More serious still has been the movement of people. Migration to dense cities, already a small share of all moves, started to decline as early as 2015. But it accelerated during the pandemic. Dense centers — what historian William McNeil described as the “confluence of the civilized disease pools” — have historically suffered the worst during pandemics. Ancient Rome did, as did the great cities of the Renaissance, the Islamic Caliphate, and China. During the COVID-19 pandemic, the dense urban centers of today met the same fate, suffering generally the worst fatality rates.
Migration to dense cities, already a small share of all moves, started to decline as early as 2015. But it accelerated during the pandemic.
The pandemic clearly accelerated a devastating rise in crime and lawlessness, perhaps most notably in London, Paris, Washington, New York, Los Angeles, San Francisco, Philadelphia and Chicago. In some parts of Chicago and Philadelphia, young men now have a greater chance of being killed by firearms than the American soldiers who served during the wars in Afghanistan and Iraq.
Yet it is misleading to blame this on the pandemic alone. Indeed, despite the pre-COVID talk of people moving “back-to-the-city,” suburbs have accounted for about 90% of all metropolitan growth in the United States since 2010, gaining 2 million net domestic migrants, while the urban core counties
lost 2.7 million. This process is likely to be impacted over the long term as more workers choose to work at home, at least two to three days a week. Stanford economist Nicholas Bloom has suggested that even after the pandemic, remote workers will constitute at least 20 percent of the workforce, more than three times the pre-pandemic rate.
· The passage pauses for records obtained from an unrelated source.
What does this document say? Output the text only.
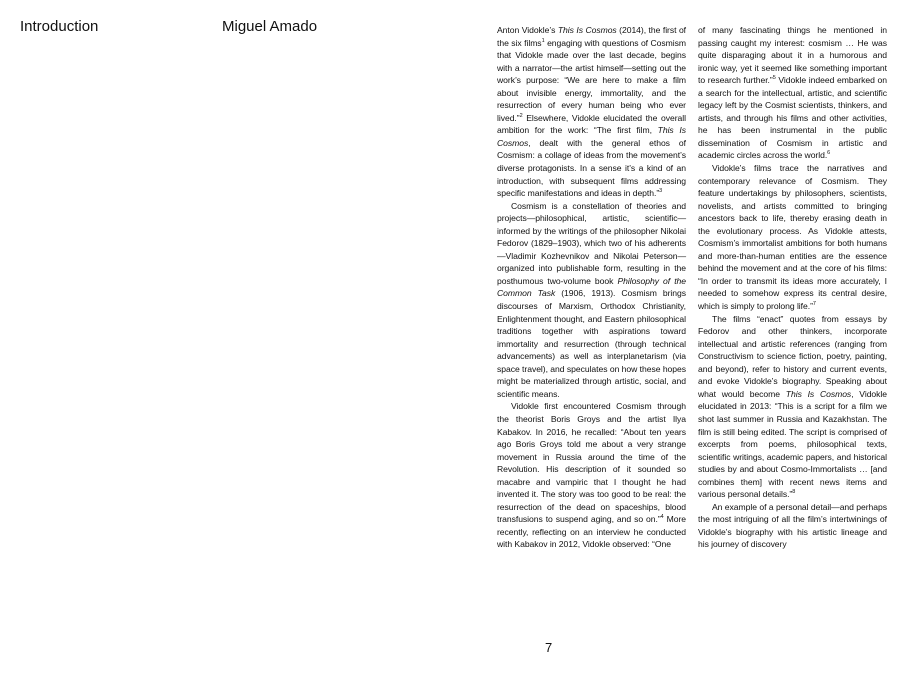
Introduction	Miguel Amado	Anton Vidokle’s This Is Cosmos (2014), the first of the six films$^1$ engaging with questions of Cosmism that Vidokle made over the last decade, begins with a narrator—the artist himself—setting out the work’s purpose: “We are here to make a film about invisible energy, immortality, and the resurrection of every human being who ever lived.”$^2$ Elsewhere, Vidokle elucidated the overall ambition for the work: “The first film, This Is Cosmos, dealt with the general ethos of Cosmism: a collage of ideas from the movement’s diverse protagonists. In a sense it’s a kind of an introduction, with subsequent films addressing specific manifestations and ideas in depth.”$^3$

Cosmism is a constellation of theories and projects—philosophical, artistic, scientific—informed by the writings of the philosopher Nikolai Fedorov (1829–1903), which two of his adherents—Vladimir Kozhevnikov and Nikolai Peterson—organized into publishable form, resulting in the posthumous two-volume book Philosophy of the Common Task (1906, 1913). Cosmism brings discourses of Marxism, Orthodox Christianity, Enlightenment thought, and Eastern philosophical traditions together with aspirations toward immortality and resurrection (through technical advancements) as well as interplanetarism (via space travel), and speculates on how these hopes might be materialized through artistic, social, and scientific means.

Vidokle first encountered Cosmism through the theorist Boris Groys and the artist Ilya Kabakov. In 2016, he recalled: “About ten years ago Boris Groys told me about a very strange movement in Russia around the time of the Revolution. His description of it sounded so macabre and vampiric that I thought he had invented it. The story was too good to be real: the resurrection of the dead on spaceships, blood transfusions to suspend aging, and so on.”$^4$ More recently, reflecting on an interview he conducted with Kabakov in 2012, Vidokle observed: “One

of many fascinating things he mentioned in passing caught my interest: cosmism … He was quite disparaging about it in a humorous and ironic way, yet it seemed like something important to research further.”$^5$ Vidokle indeed embarked on a search for the intellectual, artistic, and scientific legacy left by the Cosmist scientists, thinkers, and artists, and through his films and other activities, he has been instrumental in the public dissemination of Cosmism in artistic and academic circles across the world.$^6$

Vidokle’s films trace the narratives and contemporary relevance of Cosmism. They feature undertakings by philosophers, scientists, novelists, and artists committed to bringing ancestors back to life, thereby erasing death in the evolutionary process. As Vidokle attests, Cosmism’s immortalist ambitions for both humans and more-than-human entities are the essence behind the movement and at the core of his films: “In order to transmit its ideas more accurately, I needed to somehow express its central desire, which is simply to prolong life.”$^7$

The films “enact” quotes from essays by Fedorov and other thinkers, incorporate intellectual and artistic references (ranging from Constructivism to science fiction, poetry, painting, and beyond), refer to history and current events, and evoke Vidokle’s biography. Speaking about what would become This Is Cosmos, Vidokle elucidated in 2013: “This is a script for a film we shot last summer in Russia and Kazakhstan. The film is still being edited. The script is comprised of excerpts from poems, philosophical texts, scientific writings, academic papers, and historical studies by and about Cosmo-Immortalists … [and combines them] with recent news items and various personal details.”$^8$

An example of a personal detail—and perhaps the most intriguing of all the film’s intertwinings of Vidokle’s biography with his artistic lineage and his journey of discovery

7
All this accentuates a mounting crisis for urban governance. Even before the pandemic the transactional city had undermined the middle and working class as costs rose, schools deteriorated, and regulation flourished. Cities like New York, London, and Paris may continue to attract the ultra-rich who buy properties there, even if they live there only intermittently. But they are steadily losing the middle class.
Not surprisingly, these cities tend to have among the worst inequality of any geographic area, an urban model very different than the Jane Jacobs’ conception of a city that does not “lure the middle class” but “creates one”. Indeed, as the transactional city reached its apogee, the opportunity horizon for working- and middle-class families dimmed. In 1970, half of the city of Chicago was middle class; today, according to a 2019 University of Illinois study, that number is down to 16 percent. Meanwhile the percentage of poor people has risen from 42 to 62 percent.
The question now is how do cities survive? In New York, city leaders realize that the era shaped by the office tower is coming to an end and plan to convert many of these buildings into housing. But this may be of only limited utility. According to one recent estimate, barely 20 million of the city’s 420 million square feet of office space is suitable for conversion, despite this being much desired by the building’s desperate owners. In another less promising sign, both New York and Chicago plan to build large casinos — the kind of Hail Mary pass that has rarely delivered solid economic results.